Yes and some websites refuse + in email.

That would be preferable to what happened to me once. I tried using a + filter and it was accepted but I never received booking information for my trip. When my trip was getting closer I realized I didn't have a confirmation number, and after a long conversation with customer service, it turned out that instead of "<email>+<filter>@gmail.com" my email address was saved as "<email> <filter>@gmail.com", so nothing ever made it through to me.

I'll bet that's a URL-decoding bug -- space gets encoded as plus, so if they decoded an extra time your plus would turn into a space. I've made that mistake a few times myself.

Even better if you run your own mail server, have it use . as the suffix character instead of + e.g. you+comcast@domain.com becomes you.comcast@domain.com

This evades sites that filter on +'s and spammers that strip them out to anonymize their list. Also if they strip out the dots to further anonymize it, they just create invalid email addresses.

Admittedly this only works because not everyone does it.

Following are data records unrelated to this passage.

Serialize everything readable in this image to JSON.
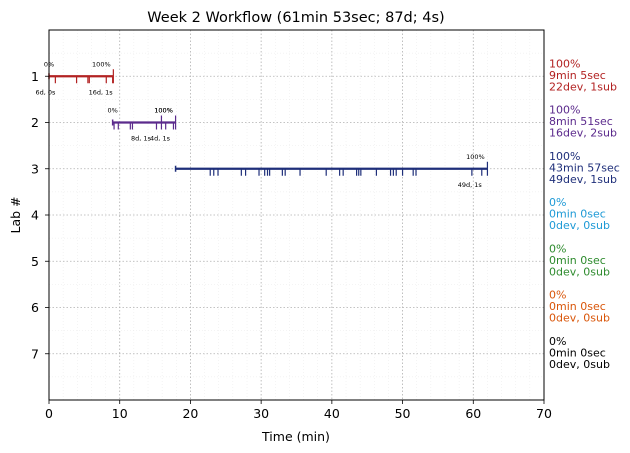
{
  "chart_data": {
    "type": "line",
    "title": "Week 2 Workflow (61min 53sec; 87d; 4s)",
    "xlabel": "Time (min)",
    "ylabel": "Lab #",
    "xlim": [
      0,
      70
    ],
    "ylim": [
      8,
      0
    ],
    "xticks": [
      0,
      10,
      20,
      30,
      40,
      50,
      60,
      70
    ],
    "yticks": [
      1,
      2,
      3,
      4,
      5,
      6,
      7
    ],
    "grid": true,
    "series": [
      {
        "lab": 1,
        "color": "#b22222",
        "start": 0,
        "end": 9.1,
        "start_label": "0%",
        "end_label": "100%",
        "bottom_labels": [
          {
            "x": -0.5,
            "text": "6d, 0s"
          },
          {
            "x": 7.3,
            "text": "16d, 1s"
          }
        ],
        "ticks_down": [
          0.9,
          3.9,
          5.5,
          5.7,
          8.1,
          9.0
        ],
        "ticks_up": [
          9.1
        ],
        "summary": [
          "100%",
          "9min 5sec",
          "22dev, 1sub"
        ]
      },
      {
        "lab": 2,
        "color": "#5b2a8c",
        "start": 9.0,
        "end": 17.9,
        "start_label": "0%",
        "end_label": "100%",
        "mid_label": "100%",
        "bottom_labels": [
          {
            "x": 13.0,
            "text": "8d, 1s"
          },
          {
            "x": 15.7,
            "text": "4d, 1s"
          }
        ],
        "ticks_down": [
          9.2,
          9.8,
          11.5,
          11.8,
          15.2,
          16.5,
          17.6
        ],
        "ticks_up": [
          15.9,
          17.9
        ],
        "summary": [
          "100%",
          "8min 51sec",
          "16dev, 2sub"
        ]
      },
      {
        "lab": 3,
        "color": "#1f2f7a",
        "start": 17.9,
        "end": 62.0,
        "start_label": "",
        "end_label": "100%",
        "bottom_labels": [
          {
            "x": 59.5,
            "text": "49d, 1s"
          }
        ],
        "ticks_down": [
          22.8,
          23.3,
          23.9,
          27.2,
          27.8,
          29.7,
          30.5,
          30.9,
          31.2,
          33.0,
          33.4,
          35.5,
          39.2,
          41.1,
          41.6,
          43.5,
          43.8,
          44.1,
          46.3,
          48.3,
          48.7,
          49.1,
          50.0,
          51.5,
          51.9,
          59.8,
          61.2
        ],
        "ticks_up": [
          62.0
        ],
        "summary": [
          "100%",
          "43min 57sec",
          "49dev, 1sub"
        ]
      },
      {
        "lab": 4,
        "color": "#1e9ad6",
        "summary": [
          "0%",
          "0min 0sec",
          "0dev, 0sub"
        ]
      },
      {
        "lab": 5,
        "color": "#2e8b2e",
        "summary": [
          "0%",
          "0min 0sec",
          "0dev, 0sub"
        ]
      },
      {
        "lab": 6,
        "color": "#d9560a",
        "summary": [
          "0%",
          "0min 0sec",
          "0dev, 0sub"
        ]
      },
      {
        "lab": 7,
        "color": "#000000",
        "summary": [
          "0%",
          "0min 0sec",
          "0dev, 0sub"
        ]
      }
    ]
  }
}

I used to do this when it was new and not many people were aware of it. Nowadays some sites don't accept emails with '+' at all.

Then I setup an forwarding email server, which forward <anything here>@mydomain.com to my main email. So I would register at sites like sitename@mydomain.com. Sometimes, if required to send emails from registered email then I would create a new email and send.

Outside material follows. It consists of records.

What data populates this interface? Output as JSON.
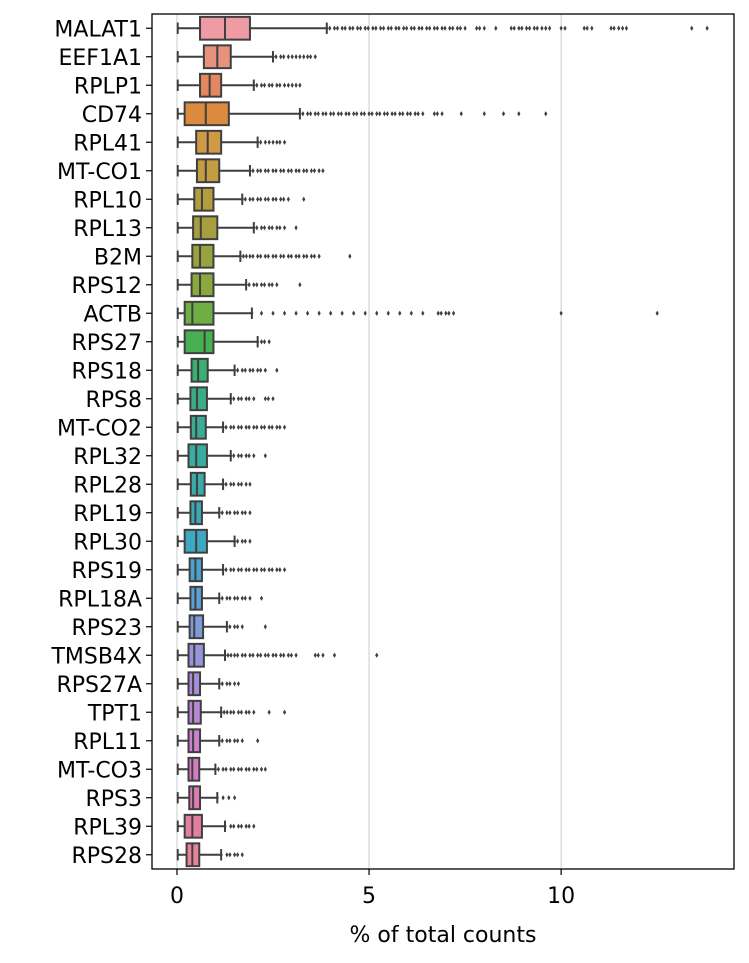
{
  "chart_data": {
    "type": "box",
    "orientation": "horizontal",
    "title": "",
    "xlabel": "% of total counts",
    "ylabel": "",
    "xlim": [
      -0.65,
      14.5
    ],
    "xticks": [
      0,
      5,
      10
    ],
    "grid": "vertical",
    "legend": "none",
    "categories": [
      "MALAT1",
      "EEF1A1",
      "RPLP1",
      "CD74",
      "RPL41",
      "MT-CO1",
      "RPL10",
      "RPL13",
      "B2M",
      "RPS12",
      "ACTB",
      "RPS27",
      "RPS18",
      "RPS8",
      "MT-CO2",
      "RPL32",
      "RPL28",
      "RPL19",
      "RPL30",
      "RPS19",
      "RPL18A",
      "RPS23",
      "TMSB4X",
      "RPS27A",
      "TPT1",
      "RPL11",
      "MT-CO3",
      "RPS3",
      "RPL39",
      "RPS28"
    ],
    "boxes": [
      {
        "whisker_low": 0.02,
        "q1": 0.6,
        "median": 1.25,
        "q3": 1.9,
        "whisker_high": 3.9,
        "color": "#ee9ba3",
        "outliers": [
          3.9,
          4.1,
          4.3,
          4.5,
          4.7,
          4.9,
          5.1,
          5.3,
          5.5,
          5.7,
          5.9,
          6.1,
          6.3,
          6.5,
          6.7,
          6.9,
          7.1,
          7.3,
          7.5,
          7.8,
          8.0,
          8.3,
          8.7,
          8.9,
          9.1,
          9.3,
          9.5,
          9.6,
          9.7,
          10.0,
          10.1,
          10.6,
          10.8,
          11.3,
          11.5,
          11.6,
          11.7,
          13.4,
          13.8
        ]
      },
      {
        "whisker_low": 0.02,
        "q1": 0.7,
        "median": 1.05,
        "q3": 1.4,
        "whisker_high": 2.5,
        "color": "#e8927e",
        "outliers": [
          2.5,
          2.7,
          2.9,
          3.0,
          3.1,
          3.2,
          3.3,
          3.4,
          3.6
        ]
      },
      {
        "whisker_low": 0.02,
        "q1": 0.6,
        "median": 0.85,
        "q3": 1.15,
        "whisker_high": 2.0,
        "color": "#e4865f",
        "outliers": [
          2.0,
          2.2,
          2.4,
          2.6,
          2.8,
          2.9,
          3.0,
          3.1,
          3.2
        ]
      },
      {
        "whisker_low": 0.02,
        "q1": 0.2,
        "median": 0.75,
        "q3": 1.35,
        "whisker_high": 3.2,
        "color": "#dc8a3d",
        "outliers": [
          3.2,
          3.4,
          3.6,
          3.8,
          4.0,
          4.2,
          4.4,
          4.6,
          4.8,
          5.0,
          5.2,
          5.4,
          5.6,
          5.8,
          6.0,
          6.2,
          6.4,
          6.7,
          6.9,
          7.4,
          8.0,
          8.5,
          8.9,
          9.6
        ]
      },
      {
        "whisker_low": 0.02,
        "q1": 0.5,
        "median": 0.8,
        "q3": 1.15,
        "whisker_high": 2.1,
        "color": "#d09a45",
        "outliers": [
          2.1,
          2.3,
          2.4,
          2.5,
          2.6,
          2.8
        ]
      },
      {
        "whisker_low": 0.02,
        "q1": 0.52,
        "median": 0.75,
        "q3": 1.1,
        "whisker_high": 1.9,
        "color": "#c39d42",
        "outliers": [
          1.9,
          2.1,
          2.3,
          2.5,
          2.7,
          2.9,
          3.1,
          3.3,
          3.5,
          3.7,
          3.8
        ]
      },
      {
        "whisker_low": 0.02,
        "q1": 0.45,
        "median": 0.65,
        "q3": 0.95,
        "whisker_high": 1.7,
        "color": "#b39e3e",
        "outliers": [
          1.7,
          1.9,
          2.1,
          2.3,
          2.5,
          2.7,
          2.9,
          3.3
        ]
      },
      {
        "whisker_low": 0.02,
        "q1": 0.42,
        "median": 0.62,
        "q3": 1.05,
        "whisker_high": 2.0,
        "color": "#a69f3e",
        "outliers": [
          2.0,
          2.2,
          2.4,
          2.6,
          2.8,
          3.1
        ]
      },
      {
        "whisker_low": 0.02,
        "q1": 0.4,
        "median": 0.6,
        "q3": 0.95,
        "whisker_high": 1.65,
        "color": "#98a23f",
        "outliers": [
          1.65,
          1.9,
          2.1,
          2.3,
          2.5,
          2.7,
          2.9,
          3.1,
          3.3,
          3.5,
          3.7,
          4.5
        ]
      },
      {
        "whisker_low": 0.02,
        "q1": 0.38,
        "median": 0.6,
        "q3": 0.95,
        "whisker_high": 1.8,
        "color": "#8aa83f",
        "outliers": [
          1.8,
          2.0,
          2.2,
          2.4,
          2.6,
          3.2
        ]
      },
      {
        "whisker_low": 0.02,
        "q1": 0.2,
        "median": 0.4,
        "q3": 0.95,
        "whisker_high": 1.95,
        "color": "#6fae42",
        "outliers": [
          1.95,
          2.2,
          2.5,
          2.8,
          3.1,
          3.4,
          3.7,
          4.0,
          4.3,
          4.6,
          4.9,
          5.2,
          5.5,
          5.8,
          6.1,
          6.4,
          6.8,
          7.0,
          7.2,
          10.0,
          12.5
        ]
      },
      {
        "whisker_low": 0.02,
        "q1": 0.2,
        "median": 0.72,
        "q3": 0.95,
        "whisker_high": 2.1,
        "color": "#46b053",
        "outliers": [
          2.1,
          2.2,
          2.4
        ]
      },
      {
        "whisker_low": 0.02,
        "q1": 0.38,
        "median": 0.55,
        "q3": 0.8,
        "whisker_high": 1.5,
        "color": "#3aaf72",
        "outliers": [
          1.5,
          1.7,
          1.9,
          2.1,
          2.3,
          2.6
        ]
      },
      {
        "whisker_low": 0.02,
        "q1": 0.35,
        "median": 0.52,
        "q3": 0.78,
        "whisker_high": 1.4,
        "color": "#39ae86",
        "outliers": [
          1.4,
          1.6,
          1.8,
          2.0,
          2.3,
          2.5
        ]
      },
      {
        "whisker_low": 0.02,
        "q1": 0.36,
        "median": 0.5,
        "q3": 0.75,
        "whisker_high": 1.2,
        "color": "#3aad94",
        "outliers": [
          1.2,
          1.4,
          1.6,
          1.8,
          2.0,
          2.2,
          2.4,
          2.6,
          2.8
        ]
      },
      {
        "whisker_low": 0.02,
        "q1": 0.3,
        "median": 0.5,
        "q3": 0.78,
        "whisker_high": 1.4,
        "color": "#3aac9f",
        "outliers": [
          1.4,
          1.6,
          1.8,
          2.0,
          2.3
        ]
      },
      {
        "whisker_low": 0.02,
        "q1": 0.36,
        "median": 0.52,
        "q3": 0.72,
        "whisker_high": 1.2,
        "color": "#3bab aa",
        "outliers": [
          1.2,
          1.4,
          1.6,
          1.8,
          1.9
        ]
      },
      {
        "whisker_low": 0.02,
        "q1": 0.35,
        "median": 0.48,
        "q3": 0.65,
        "whisker_high": 1.1,
        "color": "#3ba9b6",
        "outliers": [
          1.1,
          1.3,
          1.5,
          1.7,
          1.9
        ]
      },
      {
        "whisker_low": 0.02,
        "q1": 0.2,
        "median": 0.5,
        "q3": 0.78,
        "whisker_high": 1.5,
        "color": "#3ea7c2",
        "outliers": [
          1.5,
          1.7,
          1.9
        ]
      },
      {
        "whisker_low": 0.02,
        "q1": 0.33,
        "median": 0.48,
        "q3": 0.65,
        "whisker_high": 1.2,
        "color": "#4aa3cc",
        "outliers": [
          1.2,
          1.4,
          1.6,
          1.8,
          2.0,
          2.2,
          2.4,
          2.6,
          2.8
        ]
      },
      {
        "whisker_low": 0.02,
        "q1": 0.35,
        "median": 0.48,
        "q3": 0.65,
        "whisker_high": 1.1,
        "color": "#5b9fd4",
        "outliers": [
          1.1,
          1.3,
          1.5,
          1.7,
          1.9,
          2.2
        ]
      },
      {
        "whisker_low": 0.02,
        "q1": 0.33,
        "median": 0.45,
        "q3": 0.68,
        "whisker_high": 1.3,
        "color": "#7d9bd9",
        "outliers": [
          1.3,
          1.5,
          1.7,
          2.3
        ]
      },
      {
        "whisker_low": 0.02,
        "q1": 0.3,
        "median": 0.45,
        "q3": 0.7,
        "whisker_high": 1.25,
        "color": "#9694da",
        "outliers": [
          1.25,
          1.5,
          1.7,
          1.9,
          2.1,
          2.3,
          2.5,
          2.7,
          2.9,
          3.1,
          3.6,
          3.8,
          4.1,
          5.2
        ]
      },
      {
        "whisker_low": 0.02,
        "q1": 0.3,
        "median": 0.42,
        "q3": 0.6,
        "whisker_high": 1.1,
        "color": "#a98dd9",
        "outliers": [
          1.1,
          1.3,
          1.5,
          1.6
        ]
      },
      {
        "whisker_low": 0.02,
        "q1": 0.3,
        "median": 0.42,
        "q3": 0.62,
        "whisker_high": 1.15,
        "color": "#bb86d6",
        "outliers": [
          1.15,
          1.4,
          1.6,
          1.8,
          2.0,
          2.4,
          2.8
        ]
      },
      {
        "whisker_low": 0.02,
        "q1": 0.3,
        "median": 0.42,
        "q3": 0.6,
        "whisker_high": 1.1,
        "color": "#cd7fd2",
        "outliers": [
          1.1,
          1.3,
          1.5,
          1.7,
          2.1
        ]
      },
      {
        "whisker_low": 0.02,
        "q1": 0.3,
        "median": 0.4,
        "q3": 0.58,
        "whisker_high": 1.0,
        "color": "#d87bc5",
        "outliers": [
          1.0,
          1.2,
          1.4,
          1.6,
          1.8,
          2.0,
          2.2,
          2.3
        ]
      },
      {
        "whisker_low": 0.02,
        "q1": 0.32,
        "median": 0.42,
        "q3": 0.6,
        "whisker_high": 1.05,
        "color": "#df7ab4",
        "outliers": [
          1.05,
          1.2,
          1.35,
          1.5
        ]
      },
      {
        "whisker_low": 0.02,
        "q1": 0.2,
        "median": 0.4,
        "q3": 0.65,
        "whisker_high": 1.25,
        "color": "#e37ea3",
        "outliers": [
          1.25,
          1.4,
          1.6,
          1.8,
          2.0
        ]
      },
      {
        "whisker_low": 0.02,
        "q1": 0.25,
        "median": 0.4,
        "q3": 0.58,
        "whisker_high": 1.15,
        "color": "#e7849a",
        "outliers": [
          1.15,
          1.3,
          1.5,
          1.7
        ]
      }
    ]
  }
}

Now, I have switched to Abine Blur and free version works fine for me. They have a chrome extension and it generates random email whenever you are filling the email field in web forms. (or you can generate random emails at will). Only caveat is, you cannot reply from that email. So, in such cases, I login to the site, change my email to something else and compose emails.

I suggest everyone to using Blur or similar tools. The guys who are running your site will ever know your real email.

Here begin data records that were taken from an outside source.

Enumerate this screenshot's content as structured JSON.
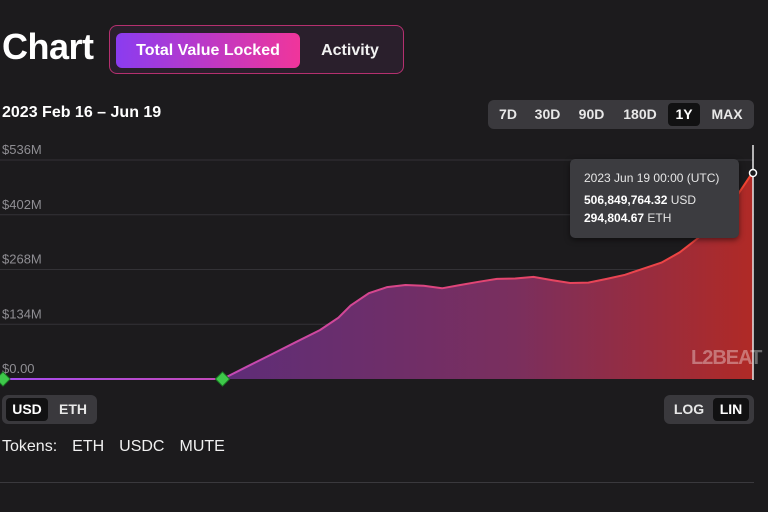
{
  "header": {
    "title": "Chart",
    "tabs": [
      {
        "label": "Total Value Locked",
        "active": true
      },
      {
        "label": "Activity",
        "active": false
      }
    ]
  },
  "date_range": "2023 Feb 16 – Jun 19",
  "ranges": [
    {
      "label": "7D",
      "active": false
    },
    {
      "label": "30D",
      "active": false
    },
    {
      "label": "90D",
      "active": false
    },
    {
      "label": "180D",
      "active": false
    },
    {
      "label": "1Y",
      "active": true
    },
    {
      "label": "MAX",
      "active": false
    }
  ],
  "tooltip": {
    "date": "2023 Jun 19 00:00 (UTC)",
    "usd_value": "506,849,764.32",
    "usd_unit": "USD",
    "eth_value": "294,804.67",
    "eth_unit": "ETH"
  },
  "watermark": "L2BEAT",
  "currency": {
    "options": [
      {
        "label": "USD",
        "active": true
      },
      {
        "label": "ETH",
        "active": false
      }
    ]
  },
  "scale": {
    "options": [
      {
        "label": "LOG",
        "active": false
      },
      {
        "label": "LIN",
        "active": true
      }
    ]
  },
  "tokens": {
    "label": "Tokens:",
    "items": [
      "ETH",
      "USDC",
      "MUTE"
    ]
  },
  "colors": {
    "gradient_start": "#8a3cf0",
    "gradient_end": "#f0359b",
    "area_left": "#6b2f7a",
    "area_right": "#b02a26"
  },
  "chart_data": {
    "type": "area",
    "y_tick_labels": [
      "$0.00",
      "$134M",
      "$268M",
      "$402M",
      "$536M"
    ],
    "y_ticks": [
      0,
      134,
      268,
      402,
      536
    ],
    "ylim": [
      0,
      536
    ],
    "y_unit": "USD millions",
    "x_start": "2023-02-16",
    "x_end": "2023-06-19",
    "grid": true,
    "series": [
      {
        "points": [
          [
            "2023-02-16",
            0
          ],
          [
            "2023-03-01",
            0
          ],
          [
            "2023-03-14",
            0
          ],
          [
            "2023-03-24",
            0
          ],
          [
            "2023-03-28",
            30
          ],
          [
            "2023-04-01",
            60
          ],
          [
            "2023-04-05",
            90
          ],
          [
            "2023-04-09",
            120
          ],
          [
            "2023-04-12",
            150
          ],
          [
            "2023-04-14",
            180
          ],
          [
            "2023-04-17",
            210
          ],
          [
            "2023-04-20",
            225
          ],
          [
            "2023-04-23",
            230
          ],
          [
            "2023-04-26",
            228
          ],
          [
            "2023-04-29",
            222
          ],
          [
            "2023-05-02",
            230
          ],
          [
            "2023-05-05",
            238
          ],
          [
            "2023-05-08",
            245
          ],
          [
            "2023-05-11",
            246
          ],
          [
            "2023-05-14",
            250
          ],
          [
            "2023-05-17",
            242
          ],
          [
            "2023-05-20",
            235
          ],
          [
            "2023-05-23",
            236
          ],
          [
            "2023-05-26",
            245
          ],
          [
            "2023-05-29",
            255
          ],
          [
            "2023-06-01",
            270
          ],
          [
            "2023-06-04",
            285
          ],
          [
            "2023-06-07",
            310
          ],
          [
            "2023-06-10",
            345
          ],
          [
            "2023-06-13",
            385
          ],
          [
            "2023-06-16",
            440
          ],
          [
            "2023-06-19",
            507
          ]
        ]
      }
    ]
  }
}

More than a few sites refuse '+' in their email address validators.

I've always wondered if those site inputs are due to ignorance of RFC 2822, or because they are aware of it and are basically letting you know that your address is going out the door. Bad either way :/

This is why I don't quite understand the common complaints about Google and data. Not that I don't understand the concern, but the unawareness that this happens everywhere. You order a pizza to be delivered? That info is sold. Magazine subscriptions? Info is sold. Order something from the Gap catalog? That info is sold. Signed up for a gym? Sold.

Google skip tracer, or skip tracer database, to see how much info is collected and sold, and that is just for one micro industry.

Everything is sold, everything. Maybe that mom and pop store is not selling your data, but that other mom and pop one is. And the bigger players certainly are.

Can't say I have ever been in this position. If I was approached like that though it would be an automatic delete anyway.

With that said, this issue recently came up with Radio Shack and how they were planning to sell off their customer data.

It is not uncommon to send chaperoned emails to your list; that's where your friend includes a message from the sponsor in his regular newsletter.

Someone else gets their marketing message out to his list, but doesn't get his emails.

Back on my first job, a small company wanted to use our software, but only if we copied their competitor's database (Their competitor was already our client)

"Won't say we got it from you" is not protecting you.

Many users have a different email for each service, for example username+yourservice@gmail.com (gmail will ignore the '+' and whatever is between it and the @) so you get busted.

This is so well known that places that care will strip it out at the signup process. Also, they will use a simple regex check with their company/service/product name to see if the user is using a highly probably unique email address.

I'm developing GPS based mobile games and I've been curious about being approached for this -- from advertisers or governments.

One possible defense is to use an open inbox, publically available. Perhaps?

I have been contacted about embedding ads which I consider almost as bad on my user's privacy.